At least equal to last year and perhaps a little bit better.

Speaker 3

Okay. The second quarter gross margins were up 0.1% from the first quarter. Meanwhile, revenue grew by almost $2 million and I was hoping you could shed some light on why there was just that minimal change in the gross margins on a comparatively significant increase sequentially in revenue.

I tried to address that. Again, we use the gross profit method at Air Industries for the most part. Our gross profit last year was 18.5%. We use that as a guide, and unless we can discern some change in product mix or some other external factor, we use that during the year. The variance in gross margin is equal to the Air machining sales at 18.5% plus Sterling sales at whatever percent because they use a direct measurement approach. With overwhelming sales coming from CMS, that's why the margin remains at 18.5%. It will only adjust at year-end when the inventory is taken, assessed, and valued. Hopefully, it will go in one direction, which is up, based on our expectations similar to last year.

Speaker 3

Yes, I noticed last year. I guess that really answered my question because last year in the fourth quarter, we saw a significant increase in your gross margins. The third quarter was 14% and then you showed 24.9%, almost a 15% increase in gross margin. So I guess this year we should anticipate a similar situation where the gross margins for the first three quarters remain steady, and then when inventory is a known factor at year-end, we will know what the true gross margin is? Do you feel there's a chance for a significant bump in that fourth quarter? I don't know if that's too early to tell at this point.

It's a bit too early to tell, but I do not expect we'll experience the same increase in the fourth quarter of '21 that took our gross margin from 14.5% to 18.5%. That entire increase had to be accounted for throughout the year and was booked in the fourth quarter. Last year, we had about $3.5 million to $4 million worth of products, and approximately $3 million of that was zero profit while $0.5 million had additional sales. We lost about $250,000. Without those this year, if we had not encountered those specific products, John, our gross profit for the year would not have been 18.5% but closer to 20%. I'm hopeful for an increase this year, but I do not expect it to be as significant as it was last year.

Speaker 3

Okay. Fair enough. All right, Lou and Mike, I appreciate it. Thanks for making the call and for taking my questions.

Thank you, John.

Operator

And will pause for just a moment. We'll now move to our next caller. Your line is open.

Speaker 4

Hi, yes. My name is Mike Atkins. My phone cut out right before you said something about a major space company. If you could just repeat that or elaborate a little bit for me. I really appreciate it. Thank you.
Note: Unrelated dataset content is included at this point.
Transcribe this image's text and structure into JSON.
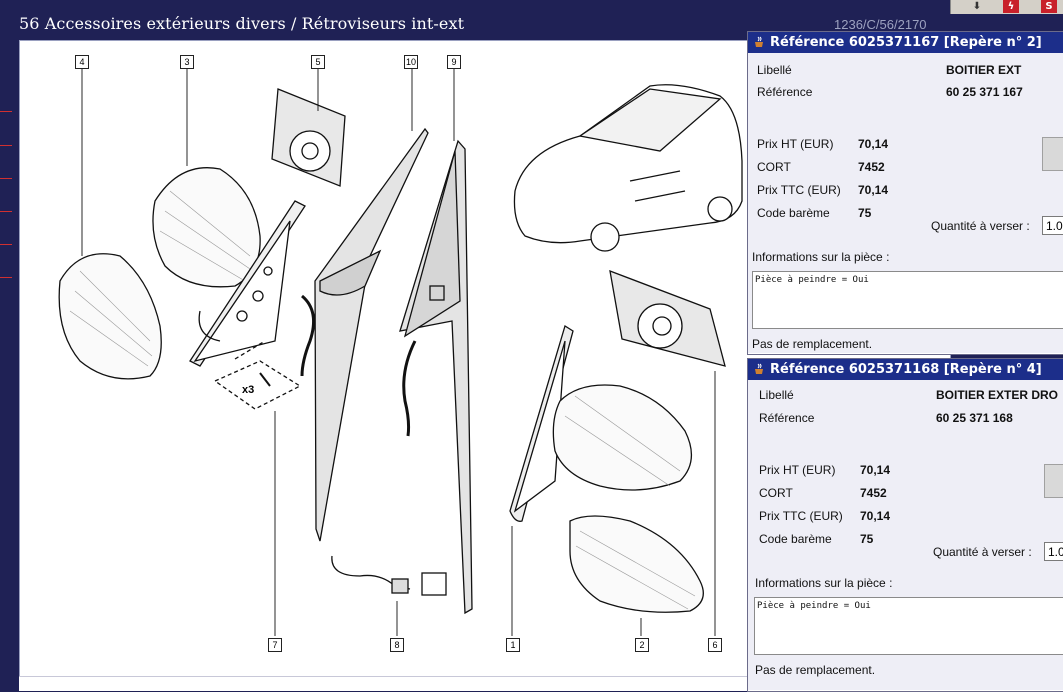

So Mike, I guess what we're saying is things are getting somewhat back to normal. It's been a while since the Department of Defense has been working remotely. Companies like Sikorsky, Collins, Boeing, a lot of people still working remotely, but things are starting to get back to normal. We’ve had an opportunity to have face-to-face time and we've really stepped up our business development activity because of it. We've come across a space company—similar to SpaceX and Blue Origin, and we've generated some coding activity. Hopefully, we can make something productive because that's the next frontier. Air Industries is primarily a landing gear company, but we are also a precision manufacturing organization. There are opportunities in each of those respective categories.

Speaker 4

Okay. Thank you very much. I appreciate you filling me in on that. Thank you for taking my call.

Thank you for the call, Mike.

Operator

It seems there are no more questions from the phone lines. I will now hand the conference back to our presenters for any final comments.

Thank you, Anna. Once again, thank you all for taking the time to be on the call today and for your attention and questions. We look forward to updating you on the progress of Air Industries Group on our next call. Anna, with that, the conference is concluded. Please disconnect.

Operator

Yes, sir. Thank you. Once again, that does conclude today's conference. We thank you all for your participation. You may now disconnect.